I've been reading this damn His Dark Materials series for a damn year or more, I keep putting it aside and returning to its classic YA fantasy goodness, the witches and gypsies and alternate-London and every person has a literal spirit animal to keep them company. There are zeppelins and a kingdom of ferocious polar bears and a world where elephant people have evolved to use the local seedpods as wheels under their diamond shaped torso-chassis, wonderful! One of the young heroes, a boy from Oxford, finds the Subtle Knife with which he can cut holes in the air and hence move between worlds to escape peril.
It was good walking for the first part of their journey. The sun was warm, but the pines and the rhododendrons kept the worst of the heat off their shoulders, and the air was fresh and clear. The ground was rocky, but the rocks were thick with moss and pine needles, and the slopes they climbed were not precipitous. Will found himself relishing the exercise. The days he had spent on the boat, the enforced rest, had built up his strength. When he had come across Iorek, he had been at the very last of it. He didn't know that, but the bear did.

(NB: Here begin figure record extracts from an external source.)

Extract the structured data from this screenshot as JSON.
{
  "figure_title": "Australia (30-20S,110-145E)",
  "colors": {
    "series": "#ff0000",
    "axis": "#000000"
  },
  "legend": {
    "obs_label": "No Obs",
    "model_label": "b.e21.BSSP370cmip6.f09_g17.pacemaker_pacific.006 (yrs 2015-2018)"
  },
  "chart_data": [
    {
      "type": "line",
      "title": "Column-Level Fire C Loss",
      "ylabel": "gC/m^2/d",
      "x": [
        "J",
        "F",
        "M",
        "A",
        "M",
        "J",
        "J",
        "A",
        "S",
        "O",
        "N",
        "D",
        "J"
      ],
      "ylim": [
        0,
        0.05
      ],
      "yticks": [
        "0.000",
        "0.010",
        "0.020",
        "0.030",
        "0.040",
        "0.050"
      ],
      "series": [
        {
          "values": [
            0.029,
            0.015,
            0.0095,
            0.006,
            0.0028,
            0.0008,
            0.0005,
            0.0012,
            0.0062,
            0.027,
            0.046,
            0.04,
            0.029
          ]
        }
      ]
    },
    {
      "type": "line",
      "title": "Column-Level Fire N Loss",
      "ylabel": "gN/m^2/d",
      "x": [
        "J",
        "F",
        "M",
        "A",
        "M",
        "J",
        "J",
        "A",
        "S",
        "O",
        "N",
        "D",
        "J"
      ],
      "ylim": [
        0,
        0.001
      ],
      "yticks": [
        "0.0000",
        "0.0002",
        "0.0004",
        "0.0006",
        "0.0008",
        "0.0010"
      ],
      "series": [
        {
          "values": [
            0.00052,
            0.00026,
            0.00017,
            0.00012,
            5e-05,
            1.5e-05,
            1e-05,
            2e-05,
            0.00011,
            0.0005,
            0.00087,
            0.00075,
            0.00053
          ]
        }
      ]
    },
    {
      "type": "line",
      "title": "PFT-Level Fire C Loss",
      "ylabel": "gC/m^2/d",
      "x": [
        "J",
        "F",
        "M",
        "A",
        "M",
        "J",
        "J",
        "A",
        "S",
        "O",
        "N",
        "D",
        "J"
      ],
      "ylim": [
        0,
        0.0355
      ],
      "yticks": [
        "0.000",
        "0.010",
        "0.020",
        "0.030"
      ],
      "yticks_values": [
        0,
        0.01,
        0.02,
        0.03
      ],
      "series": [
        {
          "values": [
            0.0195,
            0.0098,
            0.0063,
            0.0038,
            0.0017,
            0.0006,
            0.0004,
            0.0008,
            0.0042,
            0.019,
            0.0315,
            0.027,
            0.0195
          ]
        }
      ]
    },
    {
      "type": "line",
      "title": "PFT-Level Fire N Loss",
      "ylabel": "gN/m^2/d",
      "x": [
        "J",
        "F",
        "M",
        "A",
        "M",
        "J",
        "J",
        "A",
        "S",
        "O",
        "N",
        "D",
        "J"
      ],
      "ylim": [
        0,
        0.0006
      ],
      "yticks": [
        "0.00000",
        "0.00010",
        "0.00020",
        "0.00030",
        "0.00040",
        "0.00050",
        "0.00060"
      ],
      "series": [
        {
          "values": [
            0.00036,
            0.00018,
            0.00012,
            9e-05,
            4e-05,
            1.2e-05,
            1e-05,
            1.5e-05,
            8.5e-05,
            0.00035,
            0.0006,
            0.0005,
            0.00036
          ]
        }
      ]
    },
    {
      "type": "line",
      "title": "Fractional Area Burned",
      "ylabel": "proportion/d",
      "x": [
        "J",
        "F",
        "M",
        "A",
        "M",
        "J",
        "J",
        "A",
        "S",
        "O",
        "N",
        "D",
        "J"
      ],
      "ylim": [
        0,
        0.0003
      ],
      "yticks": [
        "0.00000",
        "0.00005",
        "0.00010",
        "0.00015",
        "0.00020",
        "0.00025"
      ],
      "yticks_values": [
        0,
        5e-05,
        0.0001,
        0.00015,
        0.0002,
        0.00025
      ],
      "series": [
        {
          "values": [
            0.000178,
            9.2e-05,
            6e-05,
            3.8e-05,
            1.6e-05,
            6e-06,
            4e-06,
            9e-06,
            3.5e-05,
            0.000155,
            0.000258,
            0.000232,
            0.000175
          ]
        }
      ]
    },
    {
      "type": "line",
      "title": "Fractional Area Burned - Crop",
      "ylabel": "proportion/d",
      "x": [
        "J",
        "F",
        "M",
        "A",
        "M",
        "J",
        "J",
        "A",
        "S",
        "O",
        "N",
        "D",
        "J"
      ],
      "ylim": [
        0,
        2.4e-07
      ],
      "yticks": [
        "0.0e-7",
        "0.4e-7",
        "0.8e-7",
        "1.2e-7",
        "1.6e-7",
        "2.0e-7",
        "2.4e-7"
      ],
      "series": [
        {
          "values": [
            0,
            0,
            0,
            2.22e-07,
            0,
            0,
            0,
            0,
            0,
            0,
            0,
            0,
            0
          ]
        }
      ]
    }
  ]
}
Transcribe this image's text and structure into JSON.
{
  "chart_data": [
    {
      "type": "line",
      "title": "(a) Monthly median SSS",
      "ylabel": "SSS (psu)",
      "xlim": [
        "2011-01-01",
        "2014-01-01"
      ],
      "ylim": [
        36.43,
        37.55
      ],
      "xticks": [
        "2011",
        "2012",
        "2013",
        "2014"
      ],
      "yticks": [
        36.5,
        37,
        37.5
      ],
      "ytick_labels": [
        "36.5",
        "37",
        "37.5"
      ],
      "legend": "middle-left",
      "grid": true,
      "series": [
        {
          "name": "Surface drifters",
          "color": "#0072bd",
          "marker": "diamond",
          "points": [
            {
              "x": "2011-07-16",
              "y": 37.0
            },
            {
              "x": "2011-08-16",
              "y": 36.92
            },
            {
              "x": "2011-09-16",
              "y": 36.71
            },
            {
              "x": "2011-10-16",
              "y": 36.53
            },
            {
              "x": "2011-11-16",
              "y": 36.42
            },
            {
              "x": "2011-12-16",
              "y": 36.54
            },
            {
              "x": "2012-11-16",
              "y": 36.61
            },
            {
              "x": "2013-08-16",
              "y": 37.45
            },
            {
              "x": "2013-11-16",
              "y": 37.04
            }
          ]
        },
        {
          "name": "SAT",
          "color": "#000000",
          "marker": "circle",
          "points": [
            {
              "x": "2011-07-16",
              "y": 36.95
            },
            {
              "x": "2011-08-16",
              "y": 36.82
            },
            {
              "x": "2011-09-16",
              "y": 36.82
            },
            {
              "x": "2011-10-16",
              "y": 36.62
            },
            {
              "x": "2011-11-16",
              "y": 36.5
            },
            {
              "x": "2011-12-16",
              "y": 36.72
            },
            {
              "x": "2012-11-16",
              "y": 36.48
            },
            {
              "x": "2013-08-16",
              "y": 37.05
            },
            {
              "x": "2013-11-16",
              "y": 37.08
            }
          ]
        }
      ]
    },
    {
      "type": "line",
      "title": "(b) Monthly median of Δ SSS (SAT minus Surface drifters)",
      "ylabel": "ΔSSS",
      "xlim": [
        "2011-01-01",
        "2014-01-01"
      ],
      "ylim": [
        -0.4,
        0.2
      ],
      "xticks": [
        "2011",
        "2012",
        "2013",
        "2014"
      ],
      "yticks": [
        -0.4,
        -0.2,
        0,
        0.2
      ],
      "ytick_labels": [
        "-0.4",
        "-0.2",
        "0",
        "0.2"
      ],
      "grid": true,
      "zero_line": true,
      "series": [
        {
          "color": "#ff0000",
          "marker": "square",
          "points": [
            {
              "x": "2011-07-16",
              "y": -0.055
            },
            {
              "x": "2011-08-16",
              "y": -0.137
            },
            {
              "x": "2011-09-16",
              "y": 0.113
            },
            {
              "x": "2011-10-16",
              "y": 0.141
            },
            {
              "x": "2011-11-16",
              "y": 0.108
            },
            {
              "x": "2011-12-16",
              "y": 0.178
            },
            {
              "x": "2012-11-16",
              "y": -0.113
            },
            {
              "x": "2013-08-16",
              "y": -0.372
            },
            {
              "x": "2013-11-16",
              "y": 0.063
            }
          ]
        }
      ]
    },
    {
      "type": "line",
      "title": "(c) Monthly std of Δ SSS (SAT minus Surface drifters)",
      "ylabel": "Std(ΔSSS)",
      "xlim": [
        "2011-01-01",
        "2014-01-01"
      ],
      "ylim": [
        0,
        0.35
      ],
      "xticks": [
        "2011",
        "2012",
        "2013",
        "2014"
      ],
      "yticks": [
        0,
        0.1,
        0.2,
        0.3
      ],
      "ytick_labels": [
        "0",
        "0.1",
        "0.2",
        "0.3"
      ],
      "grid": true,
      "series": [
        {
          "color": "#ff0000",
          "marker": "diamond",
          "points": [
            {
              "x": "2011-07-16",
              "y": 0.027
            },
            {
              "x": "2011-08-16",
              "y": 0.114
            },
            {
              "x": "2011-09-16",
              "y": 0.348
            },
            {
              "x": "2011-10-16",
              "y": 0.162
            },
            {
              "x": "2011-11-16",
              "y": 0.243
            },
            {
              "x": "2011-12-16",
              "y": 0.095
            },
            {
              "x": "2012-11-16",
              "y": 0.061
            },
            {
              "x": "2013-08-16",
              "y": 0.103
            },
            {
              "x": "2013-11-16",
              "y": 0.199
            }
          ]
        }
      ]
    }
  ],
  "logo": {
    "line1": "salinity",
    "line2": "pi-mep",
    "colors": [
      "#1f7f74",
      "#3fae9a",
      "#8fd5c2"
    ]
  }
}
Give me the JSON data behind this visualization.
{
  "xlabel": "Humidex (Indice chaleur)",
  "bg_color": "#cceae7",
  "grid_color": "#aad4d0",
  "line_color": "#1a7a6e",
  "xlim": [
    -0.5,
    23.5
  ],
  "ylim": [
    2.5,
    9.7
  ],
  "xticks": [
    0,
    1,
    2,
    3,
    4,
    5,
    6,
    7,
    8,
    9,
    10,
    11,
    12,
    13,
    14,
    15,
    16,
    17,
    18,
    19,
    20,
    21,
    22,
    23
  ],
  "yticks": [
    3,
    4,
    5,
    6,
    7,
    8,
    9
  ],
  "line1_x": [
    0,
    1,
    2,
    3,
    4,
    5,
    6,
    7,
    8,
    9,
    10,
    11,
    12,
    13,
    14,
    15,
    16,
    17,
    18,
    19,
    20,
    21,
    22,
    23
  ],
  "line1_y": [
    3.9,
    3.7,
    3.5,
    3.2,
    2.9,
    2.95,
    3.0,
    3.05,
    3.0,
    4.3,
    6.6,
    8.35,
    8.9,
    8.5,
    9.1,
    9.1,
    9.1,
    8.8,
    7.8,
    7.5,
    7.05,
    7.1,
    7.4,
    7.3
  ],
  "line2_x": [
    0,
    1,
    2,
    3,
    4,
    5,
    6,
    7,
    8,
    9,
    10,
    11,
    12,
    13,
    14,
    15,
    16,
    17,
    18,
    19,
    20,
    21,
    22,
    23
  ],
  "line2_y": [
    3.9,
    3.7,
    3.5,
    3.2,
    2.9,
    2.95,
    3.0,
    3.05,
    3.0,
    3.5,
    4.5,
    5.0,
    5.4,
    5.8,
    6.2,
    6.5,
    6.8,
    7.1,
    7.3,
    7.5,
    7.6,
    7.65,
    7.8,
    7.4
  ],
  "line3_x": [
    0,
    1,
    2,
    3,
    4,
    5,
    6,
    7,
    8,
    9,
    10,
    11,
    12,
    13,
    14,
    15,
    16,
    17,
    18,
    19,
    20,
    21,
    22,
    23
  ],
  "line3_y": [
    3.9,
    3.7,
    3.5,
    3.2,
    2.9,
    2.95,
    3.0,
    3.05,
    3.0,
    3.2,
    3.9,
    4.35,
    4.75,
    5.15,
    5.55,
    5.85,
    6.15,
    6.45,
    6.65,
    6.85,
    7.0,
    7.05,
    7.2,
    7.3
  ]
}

And as soon as they were alone, Will showed Iorek how the other edge of the knife worked. He opened a world where a tropical rain forest steamed and dripped, and where vapors laden with heavy scent drifted out into the thin mountain air. Iorek watched closely, and touched the edge of the window with his paw, and sniffed at it, and stepped through into the hot, moist air to look around in silence. The monkey shrieks and birdcalls, the insect scrapings and frog croakings, and the incessant drip-drip of condensing moisture sounded very loud to Will, outside it.
I know why I am not galloping through the book, although my colleague who also loves the series says she finished it quickly in eighth grade. It's so immediately immersive -- one sentence will do to hook me in, plunge me into its universe. Will peeking into another world -- it's the very act of reading, of course. This book itself is the subtle knife working on me and I dissolve into it, the world falls away and I am safe again, for a moment, from this awful year.